Background: Influenza virus is a major infectious pathogen of the respiratory system causing a high degree of morbidity and mortality annually. The worldwide vaccines are decided and produced annually by World Health Organization and licensed companies based on the samples collected from all over the world. The aim of this study was to Selleck Pictilisib determine Inhibitors,research,lifescience,medical phylogenecity and heterogenecity of the circulating influenza isolates during 2008-2009 outbreaks in Tehran, compare them with the vaccine strains that

were recommended by WHO for the same period. Methods: Nasopharyngeal swabs (n=142) were collected from patients with influenza and influenza-like illness. Typing and subtyping of the isolates were performed using multiplex RT-PCR Inhibitors,research,lifescience,medical and phylogenetic analysis was carried out for hemagglutinin genes of the isolates. Results: Fifty out of 142 samples were positive for influenza A virus, and no influenza B virus was detected. Phylogenetic analyses revealed that the A/H1N1 isolates were related closely to A/Brisbane/59/2007, Inhibitors,research,lifescience,medical and the A/H3N2 isolates were close to A/Brisbane/10/2007 vaccine strains.
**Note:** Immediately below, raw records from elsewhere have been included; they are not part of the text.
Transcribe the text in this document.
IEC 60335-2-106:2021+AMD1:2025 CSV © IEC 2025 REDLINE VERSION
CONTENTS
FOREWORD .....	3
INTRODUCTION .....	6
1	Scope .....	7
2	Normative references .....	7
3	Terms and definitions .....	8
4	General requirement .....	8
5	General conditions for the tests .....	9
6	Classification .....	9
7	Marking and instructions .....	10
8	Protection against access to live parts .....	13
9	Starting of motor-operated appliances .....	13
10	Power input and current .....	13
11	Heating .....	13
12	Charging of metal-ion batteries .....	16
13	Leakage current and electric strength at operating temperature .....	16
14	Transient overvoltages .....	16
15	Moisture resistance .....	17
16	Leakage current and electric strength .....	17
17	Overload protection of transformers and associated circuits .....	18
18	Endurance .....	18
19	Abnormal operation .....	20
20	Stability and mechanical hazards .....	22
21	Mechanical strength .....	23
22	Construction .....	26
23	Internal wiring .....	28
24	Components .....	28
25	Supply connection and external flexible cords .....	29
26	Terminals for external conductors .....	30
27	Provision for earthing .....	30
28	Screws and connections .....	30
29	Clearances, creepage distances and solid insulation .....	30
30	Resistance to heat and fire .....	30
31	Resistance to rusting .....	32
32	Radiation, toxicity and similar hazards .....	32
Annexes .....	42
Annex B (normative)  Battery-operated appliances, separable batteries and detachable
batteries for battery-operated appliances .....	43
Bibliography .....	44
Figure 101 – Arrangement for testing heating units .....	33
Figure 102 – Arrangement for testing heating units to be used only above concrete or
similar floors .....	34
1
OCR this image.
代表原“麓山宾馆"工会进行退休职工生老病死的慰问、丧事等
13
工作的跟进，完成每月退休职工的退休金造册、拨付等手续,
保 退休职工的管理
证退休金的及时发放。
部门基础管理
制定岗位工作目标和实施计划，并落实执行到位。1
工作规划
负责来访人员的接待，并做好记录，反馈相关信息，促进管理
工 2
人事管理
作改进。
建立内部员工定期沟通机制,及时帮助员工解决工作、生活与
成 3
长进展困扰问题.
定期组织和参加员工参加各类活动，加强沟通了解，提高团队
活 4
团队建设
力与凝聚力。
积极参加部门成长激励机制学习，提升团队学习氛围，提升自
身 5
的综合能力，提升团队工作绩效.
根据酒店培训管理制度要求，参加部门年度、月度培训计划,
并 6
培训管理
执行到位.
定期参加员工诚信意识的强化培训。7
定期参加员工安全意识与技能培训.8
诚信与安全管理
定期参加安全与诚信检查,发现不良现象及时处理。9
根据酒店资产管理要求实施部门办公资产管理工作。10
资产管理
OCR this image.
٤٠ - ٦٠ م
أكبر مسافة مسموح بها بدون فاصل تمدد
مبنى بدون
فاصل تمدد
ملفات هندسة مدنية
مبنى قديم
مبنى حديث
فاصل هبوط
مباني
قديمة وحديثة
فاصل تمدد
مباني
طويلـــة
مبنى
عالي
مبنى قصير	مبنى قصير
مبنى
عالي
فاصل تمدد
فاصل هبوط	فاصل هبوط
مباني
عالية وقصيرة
Conclusion: The findings of the present study demonstrate that Inhibitors,research,lifescience,medical the A/H1N1 was the predominant subtype of human influenza virus among the patients studied in Tehran during 2008-2009 winter seasons. In addition, some amino acid variation was found in Tehran/2008/H1N1 isolates from the 2008-2009 vaccine strain, but the H3N2

isolates showed higher genetic resemblance to the vaccine strain. Key Words: Influenza A Virus, hemagglutinin, influenza vaccine, sequence analysis Introduction Influenza viruses are negative-stranded, segmented RNA viruses belonging to the family of Orthomyxoviridae. There are three types of A, B, and C Linifanib (ABT-869) of the virus according to antigenic differences in two of their internal proteins, nucleoprotein (NP) and matrix protein (M).1 Every year, influenza A and B viral infections cause high levels of morbidity and mortality worldwide.2 Influenza A viruses are further subdivided into subtypes based on the surface antigens, hemagglutinin (HA) and neuraminidase (NA).3 To date, 16 HA and 10 NA subtypes have been found in avian species, but only three HA (H1-H3) and two NA (N1and N2) subtypes have been identified in human.